Modified molecular structures allowed scientists to come up with a new type of ceramic that can fly in the face of very high temperatures without breaking apart.
This new type of ceramic may soon be used in structuring power plants and building spacecraft.
A team of researchers from the University of Texas Arlington, led by Ashfaq Adnan, assistant professor at the Mechanical and Aerospace Engineering Department, was given $120,000 by the National Science Foundation (NSF), as an Early-concept Grant for Exploratory Research (EAGER).
The research is titled EAGER: Building Strong and Tough Multiphase Ceramics via Interface Tailoring.
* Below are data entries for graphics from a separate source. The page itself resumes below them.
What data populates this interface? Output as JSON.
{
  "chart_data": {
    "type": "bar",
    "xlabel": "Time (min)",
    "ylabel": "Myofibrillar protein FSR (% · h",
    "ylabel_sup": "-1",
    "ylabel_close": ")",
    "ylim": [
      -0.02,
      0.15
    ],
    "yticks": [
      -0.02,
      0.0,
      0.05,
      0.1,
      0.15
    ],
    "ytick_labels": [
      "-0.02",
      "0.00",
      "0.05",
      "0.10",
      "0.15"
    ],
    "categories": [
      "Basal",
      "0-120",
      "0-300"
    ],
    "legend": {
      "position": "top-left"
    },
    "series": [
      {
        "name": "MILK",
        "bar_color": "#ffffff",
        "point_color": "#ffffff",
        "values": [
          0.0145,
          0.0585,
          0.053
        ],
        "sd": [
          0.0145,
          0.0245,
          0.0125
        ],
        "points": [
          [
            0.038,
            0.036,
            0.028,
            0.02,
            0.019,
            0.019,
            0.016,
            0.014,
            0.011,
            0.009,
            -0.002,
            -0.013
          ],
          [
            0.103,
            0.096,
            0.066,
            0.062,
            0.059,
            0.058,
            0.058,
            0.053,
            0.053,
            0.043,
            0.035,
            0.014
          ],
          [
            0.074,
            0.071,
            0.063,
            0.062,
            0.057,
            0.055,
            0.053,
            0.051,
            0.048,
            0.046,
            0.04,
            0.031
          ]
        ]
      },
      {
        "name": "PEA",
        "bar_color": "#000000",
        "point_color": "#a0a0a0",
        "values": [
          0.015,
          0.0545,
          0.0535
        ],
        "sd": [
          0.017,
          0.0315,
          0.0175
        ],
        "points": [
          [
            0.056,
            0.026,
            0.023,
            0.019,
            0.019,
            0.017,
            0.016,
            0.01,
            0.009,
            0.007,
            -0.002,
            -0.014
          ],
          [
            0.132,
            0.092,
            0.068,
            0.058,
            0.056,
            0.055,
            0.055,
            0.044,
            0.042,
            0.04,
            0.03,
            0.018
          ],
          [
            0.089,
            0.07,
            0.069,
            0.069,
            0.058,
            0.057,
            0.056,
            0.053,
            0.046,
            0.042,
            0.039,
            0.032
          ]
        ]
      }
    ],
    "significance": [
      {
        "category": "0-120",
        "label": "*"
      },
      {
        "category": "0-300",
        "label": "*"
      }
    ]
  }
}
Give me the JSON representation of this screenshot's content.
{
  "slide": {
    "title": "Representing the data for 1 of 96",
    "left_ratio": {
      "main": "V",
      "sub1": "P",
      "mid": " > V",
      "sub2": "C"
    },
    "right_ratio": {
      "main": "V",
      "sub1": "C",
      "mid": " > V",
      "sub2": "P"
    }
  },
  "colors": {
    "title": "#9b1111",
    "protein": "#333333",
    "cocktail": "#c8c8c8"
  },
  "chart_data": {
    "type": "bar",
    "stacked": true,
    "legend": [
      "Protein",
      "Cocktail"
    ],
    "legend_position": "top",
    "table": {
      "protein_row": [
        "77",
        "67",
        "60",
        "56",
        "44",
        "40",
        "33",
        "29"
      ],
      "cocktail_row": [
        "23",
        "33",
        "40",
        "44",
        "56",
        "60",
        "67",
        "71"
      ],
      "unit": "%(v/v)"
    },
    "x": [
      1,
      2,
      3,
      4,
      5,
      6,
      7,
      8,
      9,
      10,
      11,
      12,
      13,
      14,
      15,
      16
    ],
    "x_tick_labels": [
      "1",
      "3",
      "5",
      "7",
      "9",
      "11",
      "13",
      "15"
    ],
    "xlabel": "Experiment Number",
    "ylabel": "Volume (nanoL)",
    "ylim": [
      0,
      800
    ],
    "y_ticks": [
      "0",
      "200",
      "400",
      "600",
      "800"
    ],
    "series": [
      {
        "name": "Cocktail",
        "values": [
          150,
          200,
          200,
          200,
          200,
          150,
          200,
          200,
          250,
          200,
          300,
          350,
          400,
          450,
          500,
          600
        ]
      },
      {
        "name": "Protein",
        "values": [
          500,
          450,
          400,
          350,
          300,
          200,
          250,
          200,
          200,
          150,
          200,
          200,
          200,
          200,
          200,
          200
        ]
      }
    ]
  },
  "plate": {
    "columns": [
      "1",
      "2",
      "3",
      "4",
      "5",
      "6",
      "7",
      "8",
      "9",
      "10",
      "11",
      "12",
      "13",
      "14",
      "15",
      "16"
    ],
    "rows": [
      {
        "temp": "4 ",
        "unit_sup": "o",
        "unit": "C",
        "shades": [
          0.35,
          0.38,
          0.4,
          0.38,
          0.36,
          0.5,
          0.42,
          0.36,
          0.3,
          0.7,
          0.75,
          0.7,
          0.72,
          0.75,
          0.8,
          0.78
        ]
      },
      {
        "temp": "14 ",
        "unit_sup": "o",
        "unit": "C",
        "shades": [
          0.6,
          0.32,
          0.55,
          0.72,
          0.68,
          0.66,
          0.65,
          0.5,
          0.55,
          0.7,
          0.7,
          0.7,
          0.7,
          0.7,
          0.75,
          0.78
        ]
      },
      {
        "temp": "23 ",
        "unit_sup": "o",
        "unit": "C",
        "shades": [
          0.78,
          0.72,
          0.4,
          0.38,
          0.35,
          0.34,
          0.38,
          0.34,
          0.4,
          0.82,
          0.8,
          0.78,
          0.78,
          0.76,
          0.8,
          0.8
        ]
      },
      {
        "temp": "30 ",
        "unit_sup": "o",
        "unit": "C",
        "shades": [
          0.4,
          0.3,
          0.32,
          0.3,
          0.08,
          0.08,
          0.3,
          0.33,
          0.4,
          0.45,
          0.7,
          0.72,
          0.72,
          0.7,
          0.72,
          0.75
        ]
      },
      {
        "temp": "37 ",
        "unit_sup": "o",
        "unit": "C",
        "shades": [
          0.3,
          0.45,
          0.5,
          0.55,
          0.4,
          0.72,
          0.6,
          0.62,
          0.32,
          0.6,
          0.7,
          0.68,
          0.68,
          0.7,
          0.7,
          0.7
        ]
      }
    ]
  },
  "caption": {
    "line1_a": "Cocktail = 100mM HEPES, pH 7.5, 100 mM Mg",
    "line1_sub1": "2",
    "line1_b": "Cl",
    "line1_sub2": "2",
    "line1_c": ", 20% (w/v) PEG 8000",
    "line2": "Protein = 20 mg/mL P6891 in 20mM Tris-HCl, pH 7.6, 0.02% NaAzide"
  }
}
Basically, interface tailoring is the mixing of ceramics of the same family. In their study, Adnan's team blended ceramics that belong to the same family, and discovered that this can achieve greater strength.
"This research will yield a new generation of ceramics that can withstand both extreme heat and collision," said Adnan.
Metals are currently widely used in certain engineering structures, like spacecraft. Adnan said that metals are very resilient, but may melt when exposed to extremely high temperatures. Ceramics, on the other hand, are very strong, but also very brittle. As in a ceramic mug or plate, it shatters when dropped.
According to the researchers, structural materials require two important properties - strength and toughness. Most of the time, however, a material is only either one of the two. Stronger materials carry greater loads before falling, while tougher materials deform to a greater extent, but do not break. When the team blended two different phases, they formed a new type of ceramic that has both high strength and toughness.
The Dean of the UT Arlington College of Engineering Khosrow Behbehani praised Adnan's work, emphasizing the national recognition of UT Arlington, brought about by the NSF award.
EAGER allows researchers to pursue studies that have very high potential and promise a significant impact in science.